Umweltenzyklika kindgerecht erklärt

Für Kinder und die, die ihnen vorlesen, hat der Journalist und Buchautor Hubert Gaisbauer die Umweltenzyklika „Laudato si“ von Papst Franziskus für junge Menschen erklärt.

„Welche Art von Welt wollen wir denen überlassen, die nach uns kommen, den Kindern, die gerade aufwachsen?“ Dieses Zitat aus der vor fast genau einem Jahr vorgestellten Enzyklika „Laudato si“ hat Gaisbauer seinem Buch als Vorwort vorangestellt. Sie sind es, die es auch und vor allem betrifft: Die Kinder, die jetzt heranwachsen, müssen mit den Folgen der Entscheidungen, die Erwachsene heute treffen, leben.

Buchcover Hubert Gaisbauer: Ein Brief für die Welt

Tyrolia Verlag

Buchhinweis

Hubert Gaisbauer: Ein Brief für die Welt. Die Enzyklika Laudato si von Papst Franziskus für Kinder erklärt. Tyrolia, 106 Seiten, 14,95 Euro. Ab neune Jahren

Das Buch hat die Form von Briefen an Gaisbauers Enkelin Caro, die unterschiedliche Themen verfolgen und kindgerecht in Geschichten und Beispiele verpacken. Dabei geht der Autor auch in die Tiefe und erklärt Hintergründe, die auch für viele Eltern neu sei dürften.

Was heißt Enzyklika?

Dem Sonnengesang des heiligen Franz von Assisi etwa wird viel Platz eingeräumt, und gleich zu Anfang wird auch das Fremdwort „Enzyklika“ erläutert. Zum Greifbar- und Verständlichmachen so sperriger Themen wie Ökologie, Klimawandel und Verteilungsungerechtigkeit zieht der Autor zum Beispiel das Märchen von der Bienenkönigin heran.

Alltägliche Situationen wie das Trinken von Wasser direkt aus dem Hahn und den Kauf einer Jeans nimmt Gaisbauer zum Anlass, für Kinder nachvollziehbare ökologische und ökonomische Prozesse bildhaft darzustellen: Wie viel vom Kaufpreis bleibt denen, die die Hose herstellten? Was meint Franziskus, wenn er vom Kaufen als „einer moralische Handlung“ schreibt? Die Notwendigkeit, mit natürlichen Ressourcen sorgsam umzugehen, skizziert er im Kapitel „Gib den Dingen eine zweite Chance!“ Auch von Krieg und Flüchtlingsleid handelt das Buch - und davon, dass ein Smartphone manchmal überlebensnotwendig sein kann.

Was ein Kind tun kann

Als ein Beispiel, wie auch ein Kind etwas zum Besseren verändern kann, erzählt Gaisbauer die Geschichte der elfjährigen New Yorkerin Olivia Bouler. Bewegt von den Qualen Hunderttausender Vögel, die durch die Folgen einer menschenverschuldeten Ölpest im Golf von Mexiko verendeten, malte sie Vogelbilder. Mit Hilfe des örtlichen Tierschutzvereins konnte sie Tausende davon zugunsten der Tierrettung verkaufen, ein Buch entstand, und das Projekt wurde landesweit bekannt.

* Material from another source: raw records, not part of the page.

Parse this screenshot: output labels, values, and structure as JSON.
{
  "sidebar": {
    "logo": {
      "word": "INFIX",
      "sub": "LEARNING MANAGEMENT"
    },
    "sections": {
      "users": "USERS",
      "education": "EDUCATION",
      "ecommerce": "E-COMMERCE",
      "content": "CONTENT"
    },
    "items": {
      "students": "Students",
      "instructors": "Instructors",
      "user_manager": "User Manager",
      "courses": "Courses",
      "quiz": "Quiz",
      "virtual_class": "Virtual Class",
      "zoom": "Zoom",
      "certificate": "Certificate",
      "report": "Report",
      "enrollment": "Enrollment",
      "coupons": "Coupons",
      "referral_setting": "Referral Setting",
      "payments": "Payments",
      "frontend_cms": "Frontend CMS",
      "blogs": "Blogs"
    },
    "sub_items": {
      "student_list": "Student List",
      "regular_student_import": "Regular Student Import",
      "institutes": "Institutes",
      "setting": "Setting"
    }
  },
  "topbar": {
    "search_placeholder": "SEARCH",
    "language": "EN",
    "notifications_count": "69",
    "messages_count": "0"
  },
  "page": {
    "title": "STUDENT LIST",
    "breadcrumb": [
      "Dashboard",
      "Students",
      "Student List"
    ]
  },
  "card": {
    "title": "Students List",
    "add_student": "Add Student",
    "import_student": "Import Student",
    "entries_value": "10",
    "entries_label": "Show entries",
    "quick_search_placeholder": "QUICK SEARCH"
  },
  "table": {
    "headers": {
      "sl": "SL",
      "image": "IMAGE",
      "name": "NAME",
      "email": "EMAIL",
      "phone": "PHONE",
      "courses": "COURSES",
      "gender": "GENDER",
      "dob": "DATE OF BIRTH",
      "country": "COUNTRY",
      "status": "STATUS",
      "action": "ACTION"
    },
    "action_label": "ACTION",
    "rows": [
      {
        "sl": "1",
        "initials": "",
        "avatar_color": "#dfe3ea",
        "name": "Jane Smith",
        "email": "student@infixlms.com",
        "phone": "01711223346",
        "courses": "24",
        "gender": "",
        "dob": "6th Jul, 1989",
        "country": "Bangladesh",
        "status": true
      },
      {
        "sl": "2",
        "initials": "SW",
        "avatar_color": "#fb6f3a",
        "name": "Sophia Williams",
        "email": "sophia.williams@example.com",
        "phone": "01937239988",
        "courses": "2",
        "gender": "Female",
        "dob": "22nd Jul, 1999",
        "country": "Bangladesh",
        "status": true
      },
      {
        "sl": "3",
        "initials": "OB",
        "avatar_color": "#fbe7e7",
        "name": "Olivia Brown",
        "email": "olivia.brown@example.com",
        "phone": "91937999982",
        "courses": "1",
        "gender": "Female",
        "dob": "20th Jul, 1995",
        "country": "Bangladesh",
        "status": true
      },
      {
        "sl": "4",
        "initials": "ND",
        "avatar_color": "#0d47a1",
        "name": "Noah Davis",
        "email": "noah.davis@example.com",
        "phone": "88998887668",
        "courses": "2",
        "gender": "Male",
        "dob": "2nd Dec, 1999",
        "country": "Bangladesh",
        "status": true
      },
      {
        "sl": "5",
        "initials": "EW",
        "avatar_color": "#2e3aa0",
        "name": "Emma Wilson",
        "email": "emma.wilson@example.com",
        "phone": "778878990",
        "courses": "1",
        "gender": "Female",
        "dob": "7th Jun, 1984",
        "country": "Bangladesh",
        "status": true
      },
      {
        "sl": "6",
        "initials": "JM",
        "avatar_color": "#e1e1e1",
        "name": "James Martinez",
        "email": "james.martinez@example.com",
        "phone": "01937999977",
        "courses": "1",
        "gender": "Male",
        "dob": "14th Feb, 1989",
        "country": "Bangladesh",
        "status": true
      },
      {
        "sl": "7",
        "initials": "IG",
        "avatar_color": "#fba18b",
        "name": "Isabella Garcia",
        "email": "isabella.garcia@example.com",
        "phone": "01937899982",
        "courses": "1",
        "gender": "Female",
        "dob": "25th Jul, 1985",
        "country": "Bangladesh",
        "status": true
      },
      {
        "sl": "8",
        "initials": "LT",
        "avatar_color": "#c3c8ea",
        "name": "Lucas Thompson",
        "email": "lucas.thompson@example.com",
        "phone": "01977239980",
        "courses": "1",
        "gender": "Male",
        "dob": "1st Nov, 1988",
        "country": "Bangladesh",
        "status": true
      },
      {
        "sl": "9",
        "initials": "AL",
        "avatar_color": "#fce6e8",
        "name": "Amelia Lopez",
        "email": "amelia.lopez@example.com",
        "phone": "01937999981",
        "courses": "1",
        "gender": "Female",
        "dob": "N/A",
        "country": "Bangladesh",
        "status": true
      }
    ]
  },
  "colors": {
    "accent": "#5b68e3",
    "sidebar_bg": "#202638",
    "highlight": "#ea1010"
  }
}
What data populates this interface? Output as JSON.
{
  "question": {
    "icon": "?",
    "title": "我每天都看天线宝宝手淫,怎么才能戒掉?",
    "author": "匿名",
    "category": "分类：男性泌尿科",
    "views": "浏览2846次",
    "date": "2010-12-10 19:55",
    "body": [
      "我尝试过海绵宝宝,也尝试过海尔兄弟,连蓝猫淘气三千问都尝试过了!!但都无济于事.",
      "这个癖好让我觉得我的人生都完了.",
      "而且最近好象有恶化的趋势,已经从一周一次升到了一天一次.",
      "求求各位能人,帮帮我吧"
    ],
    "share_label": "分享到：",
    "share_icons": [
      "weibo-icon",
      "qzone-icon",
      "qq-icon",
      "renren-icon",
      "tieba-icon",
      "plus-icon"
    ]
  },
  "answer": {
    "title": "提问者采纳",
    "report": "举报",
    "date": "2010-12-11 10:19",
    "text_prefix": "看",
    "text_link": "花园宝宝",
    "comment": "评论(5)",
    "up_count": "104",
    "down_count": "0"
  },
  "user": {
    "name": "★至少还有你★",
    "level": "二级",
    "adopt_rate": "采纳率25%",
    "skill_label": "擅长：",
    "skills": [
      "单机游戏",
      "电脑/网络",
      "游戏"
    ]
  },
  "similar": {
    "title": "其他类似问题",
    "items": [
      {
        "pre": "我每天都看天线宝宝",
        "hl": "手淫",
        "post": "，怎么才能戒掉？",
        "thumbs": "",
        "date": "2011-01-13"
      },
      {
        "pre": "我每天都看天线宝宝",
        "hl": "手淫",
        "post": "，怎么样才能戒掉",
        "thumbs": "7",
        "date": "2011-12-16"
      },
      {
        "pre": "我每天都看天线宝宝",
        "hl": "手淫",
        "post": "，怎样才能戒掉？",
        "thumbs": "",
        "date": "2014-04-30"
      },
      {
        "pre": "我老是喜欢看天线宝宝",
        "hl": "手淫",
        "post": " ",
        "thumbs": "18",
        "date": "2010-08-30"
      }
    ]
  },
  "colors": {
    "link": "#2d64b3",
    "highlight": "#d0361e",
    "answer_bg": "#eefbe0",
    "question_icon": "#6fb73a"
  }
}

Was die oder der Einzelne tun kann, um die Lage von Tieren, Umwelt und Mitmenschen zu verändern, ist für Kinder besonders wichtig: So klein, schwach und machtlos sie sind, können sie doch einen Teil beitragen, will das Buch vermitteln. Dadurch bleibt es, obwohl es Dinge wie Massentierhaltung nicht beschönigt, hoffnungsvoll: „Wir, Caro, du und ich, wir können sicher nicht alle Tiere freikaufen. Auch der Papst kann das nicht. Aber eines können wir zum Beispiel tun: immer wieder mal auf Fleisch verzichten.“

Viel Diskussionsstoff

Begleitet werden die Texte von Zeichnungen der Grafikerin Leonora Leitl. Hübsch gestaltet ist das Design des Buches mit bunten Überschriften und durch farbige Rahmen hervorgehobene Einschübe, in denen zum Beispiel mehr über Franz von Assisi und Papst Franziskus erzählt wird.

Das Buch versteht sich aus einer gläubigen, katholischen Tradition heraus; für nicht sonderlich gläubige Eltern sind einige Passagen vielleicht zu fromm geraten. Doch die Perspektive des Autors ist eine ausgesprochen subjektive: Es richtet sich ein Großvater an sein Enkelkind, was dem Buch einen sehr persönlichen Anstrich gibt. Und „Ein Brief für die Welt“ ist ohnehin dazu gedacht, Anstöße zum Nachdenken, Hinterfragen und (natürlich mit den Kindern) Diskutieren zu geben - über Gott und die Welt.